SDTV, HDTV, and Sony at NAB '98

At the upcoming National Association of Broadcasters (NAB) show, Sony Electronics will be showing a full line of professional products to enable DTV implementation in 1998. The company's Business and Professional Group recently unveiled its strategy and plans, which include interfacing SDTV and HDTV formats for all DTV applications through an MPEG2 environment, the industry's global standard for DTV broadcasting.

"For many broadcasters, 1998 will be the first year they transmit digital pictures to their viewers," says Charles Steinberg, president of Sony Electronics' Business and Professional Group. "DTV will bring a high-quality video and audio experience to the home with multichannel broadcast and multimedia services."According to Steinberg, the rapid progress of digital technology in the DTV era makes it possible to build an open-network system in which current technology can co-exist with new digital systems and interconnect via control interfaces. "That brings efficiency in networked operations," he says.

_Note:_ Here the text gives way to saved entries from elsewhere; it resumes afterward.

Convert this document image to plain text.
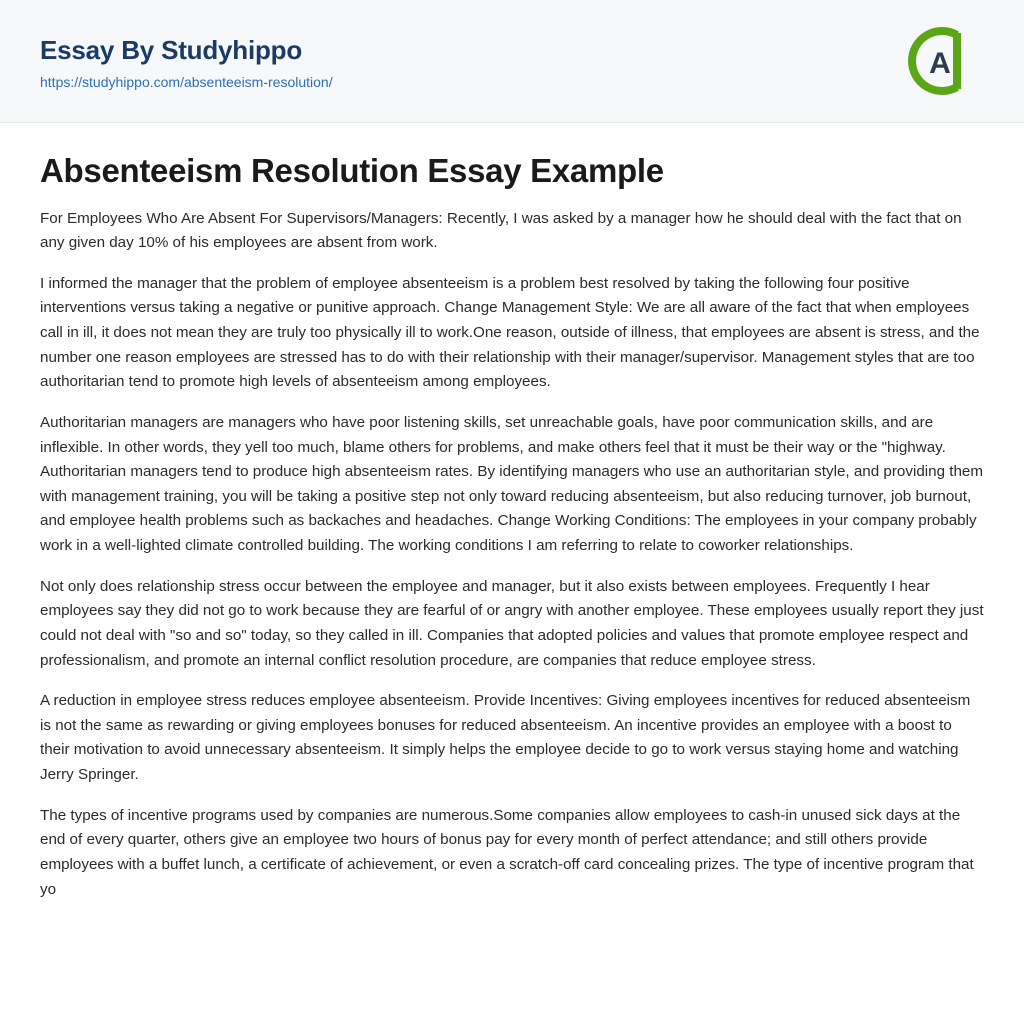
Essay By Studyhippo
https://studyhippo.com/absenteeism-resolution/
A
Absenteeism Resolution Essay Example

For Employees Who Are Absent For Supervisors/Managers: Recently, I was asked by a manager how he should deal with the fact that on any given day 10% of his employees are absent from work.

I informed the manager that the problem of employee absenteeism is a problem best resolved by taking the following four positive interventions versus taking a negative or punitive approach. Change Management Style: We are all aware of the fact that when employees call in ill, it does not mean they are truly too physically ill to work.One reason, outside of illness, that employees are absent is stress, and the number one reason employees are stressed has to do with their relationship with their manager/supervisor. Management styles that are too authoritarian tend to promote high levels of absenteeism among employees.

Authoritarian managers are managers who have poor listening skills, set unreachable goals, have poor communication skills, and are inflexible. In other words, they yell too much, blame others for problems, and make others feel that it must be their way or the "highway. Authoritarian managers tend to produce high absenteeism rates. By identifying managers who use an authoritarian style, and providing them with management training, you will be taking a positive step not only toward reducing absenteeism, but also reducing turnover, job burnout, and employee health problems such as backaches and headaches. Change Working Conditions: The employees in your company probably work in a well-lighted climate controlled building. The working conditions I am referring to relate to coworker relationships.

Not only does relationship stress occur between the employee and manager, but it also exists between employees. Frequently I hear employees say they did not go to work because they are fearful of or angry with another employee. These employees usually report they just could not deal with "so and so" today, so they called in ill. Companies that adopted policies and values that promote employee respect and professionalism, and promote an internal conflict resolution procedure, are companies that reduce employee stress.

A reduction in employee stress reduces employee absenteeism. Provide Incentives: Giving employees incentives for reduced absenteeism is not the same as rewarding or giving employees bonuses for reduced absenteeism. An incentive provides an employee with a boost to their motivation to avoid unnecessary absenteeism. It simply helps the employee decide to go to work versus staying home and watching Jerry Springer.

The types of incentive programs used by companies are numerous.Some companies allow employees to cash-in unused sick days at the end of every quarter, others give an employee two hours of bonus pay for every month of perfect attendance; and still others provide employees with a buffet lunch, a certificate of achievement, or even a scratch-off card concealing prizes. The type of incentive program that yo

With respect to program production, Sony currently provides a range of 480i SDTV and 1080i HDTV acquisition and post-production equipment. This includes digital acquisition systems, digital switchers, digital effects, and audio and editing equipment to support DTV program creation. The HDTV equipment will be made multipurpose by including optional downconverters that simultaneously output SDTV at either 480i or 480p in cameras and VTRs.

With the onset of digital programming and FCC deadlines on the horizon, broadcasters need a clear path to digital conversion. To meet the demands of multiformat DTV environments, Sony says it will support all ATSC transmission formats and offer digital solutions, including video file servers and digital routing and processing equipment. Sony will offer a comprehensive line of distribution solutions through SDTI and satellite.

According to Larry Kaplan, senior vice president of Broadcast and Production Systems for Sony Electronics' Business and Professional Group, "Soon, we will respond to the US demand for 480p production equipment through a migration path that complements current product models. Additionally, we will support the industry's technology goal toward a 1080p production format within the next five years." Sony's vision centers on open-network systems. "Under this concept," he continues, "MPEG2 is the backbone compression scheme of choice for broadcast and production houses. The MPEG2 standard utilizes a flexible compression standard that produces a defined bitstream, thereby forming a complete network in which different content can easily be transcoded when required through advanced digital technology and products."

For consumers, Sony and others are developing DTV receivers that will accept all ATSC transmission formats, including current analog NTSC broadcasts. This will allow viewers the choice of selecting any desired combination of digital TV signals and services, including HDTV and multiple channels of SDTV. DTV receivers will be available with the capability to display DTV programs regardless of the scanning format of the transmission or production. At the recent Consumer Electronics Show, Sony announced that its first such receivers will include a 16:9 widescreen display.